GatorinGA wrote:
Maybe you’re right. I was thinking that better talent and better coaching was the cause for some parity in the conference.
You'd be right if everybody was beating up on everybody. You are right about the parity at the bottom of the conference, what with Auburn beating Mississippi State, who beat Vanderbilt, who beat Auburn. Plus Arkansas beating Auburn. You'd have an even better argument if we were murdering everyone outside of the conference. But Tennessee lost to UCLA and Wyoming, and barely survived Northern Illinois. Vanderbilt lost to Duke. To Duke! Mississippi State lost to Georgia Tech and Louisiana Tech. Auburn lost to West Virginia. Ole Miss, who beat your Florida Gators, also lost to Wake Forest. The SEC's signature out-of-conference win is Georgia's defeat of Arizona State.
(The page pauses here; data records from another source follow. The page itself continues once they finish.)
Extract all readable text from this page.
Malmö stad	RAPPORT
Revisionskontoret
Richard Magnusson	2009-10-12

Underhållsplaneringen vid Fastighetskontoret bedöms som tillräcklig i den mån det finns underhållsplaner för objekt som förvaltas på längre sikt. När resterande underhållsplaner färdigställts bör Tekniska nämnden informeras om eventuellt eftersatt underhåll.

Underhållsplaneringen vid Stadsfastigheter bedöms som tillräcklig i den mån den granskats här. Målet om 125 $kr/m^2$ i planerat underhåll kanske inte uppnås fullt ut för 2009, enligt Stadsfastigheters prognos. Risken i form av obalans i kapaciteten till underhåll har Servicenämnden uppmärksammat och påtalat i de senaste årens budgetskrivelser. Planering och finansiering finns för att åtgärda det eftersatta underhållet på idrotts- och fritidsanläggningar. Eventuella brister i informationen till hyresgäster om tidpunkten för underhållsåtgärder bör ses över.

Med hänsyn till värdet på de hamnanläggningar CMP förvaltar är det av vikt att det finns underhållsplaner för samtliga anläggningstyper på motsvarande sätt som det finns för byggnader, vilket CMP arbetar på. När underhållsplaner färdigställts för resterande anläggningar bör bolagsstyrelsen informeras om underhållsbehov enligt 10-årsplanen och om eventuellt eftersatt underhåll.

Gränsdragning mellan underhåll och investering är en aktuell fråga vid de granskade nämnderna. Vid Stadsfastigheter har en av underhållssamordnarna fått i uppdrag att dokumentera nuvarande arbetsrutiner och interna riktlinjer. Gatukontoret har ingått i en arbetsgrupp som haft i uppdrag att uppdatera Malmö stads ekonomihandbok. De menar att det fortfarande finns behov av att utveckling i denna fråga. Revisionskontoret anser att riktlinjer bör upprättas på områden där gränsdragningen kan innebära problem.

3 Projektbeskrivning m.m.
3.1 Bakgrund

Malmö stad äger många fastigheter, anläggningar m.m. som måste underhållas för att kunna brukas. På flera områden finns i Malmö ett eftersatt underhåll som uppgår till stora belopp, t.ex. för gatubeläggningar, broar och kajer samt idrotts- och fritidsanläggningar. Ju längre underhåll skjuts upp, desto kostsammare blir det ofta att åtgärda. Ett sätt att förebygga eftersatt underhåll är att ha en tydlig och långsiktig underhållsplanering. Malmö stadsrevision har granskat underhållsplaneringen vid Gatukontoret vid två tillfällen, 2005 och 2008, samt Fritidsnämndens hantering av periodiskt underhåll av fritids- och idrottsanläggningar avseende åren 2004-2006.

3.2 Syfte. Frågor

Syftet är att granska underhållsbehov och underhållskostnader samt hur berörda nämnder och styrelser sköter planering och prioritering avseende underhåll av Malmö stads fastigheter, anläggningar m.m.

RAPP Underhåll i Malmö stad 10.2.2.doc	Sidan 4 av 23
Wait, why is Auburn included in a \"bottom-of-the-conference\" discussion? Because the conference is that far down. When your Eastern Division title has only ever been won by three teams and one of those three teams is 3-7 including a home loss to Wyoming, when your most recently undefeated team is on the verge of missing the postseason for the first time in its head coach's tenure, when your most recent national champion is allowing 50 points in two losses, allowing 24 points to MSU and SCarolina in two wins, and is making Auburn's offense look decent, when one of your other three Eastern powers whose defense is world-renowned for hunkering down is allowing 38 points in three straight games and four overall, and when a three-time Western Division champ escapes by one point from UL-Monroe and by four points from Western Illinois, your conference is in HUGE trouble. Huge trouble. Something is fundamentally wrong with the SEC this year, something that combines coaching with recruiting with conditioning with just damned bad luck.
Of course, the same thing seems to be happening to the rest of the country this year, with the exception of four teams in the Big 12 South and three teams in the Mountain West. So we shouldn't bemoan ourselves too much. But the fact remains that 2004 this ain't. Hell, this ain't even 2005. No matter what we're bragging on year in and year out, the SEC is badly down. Period.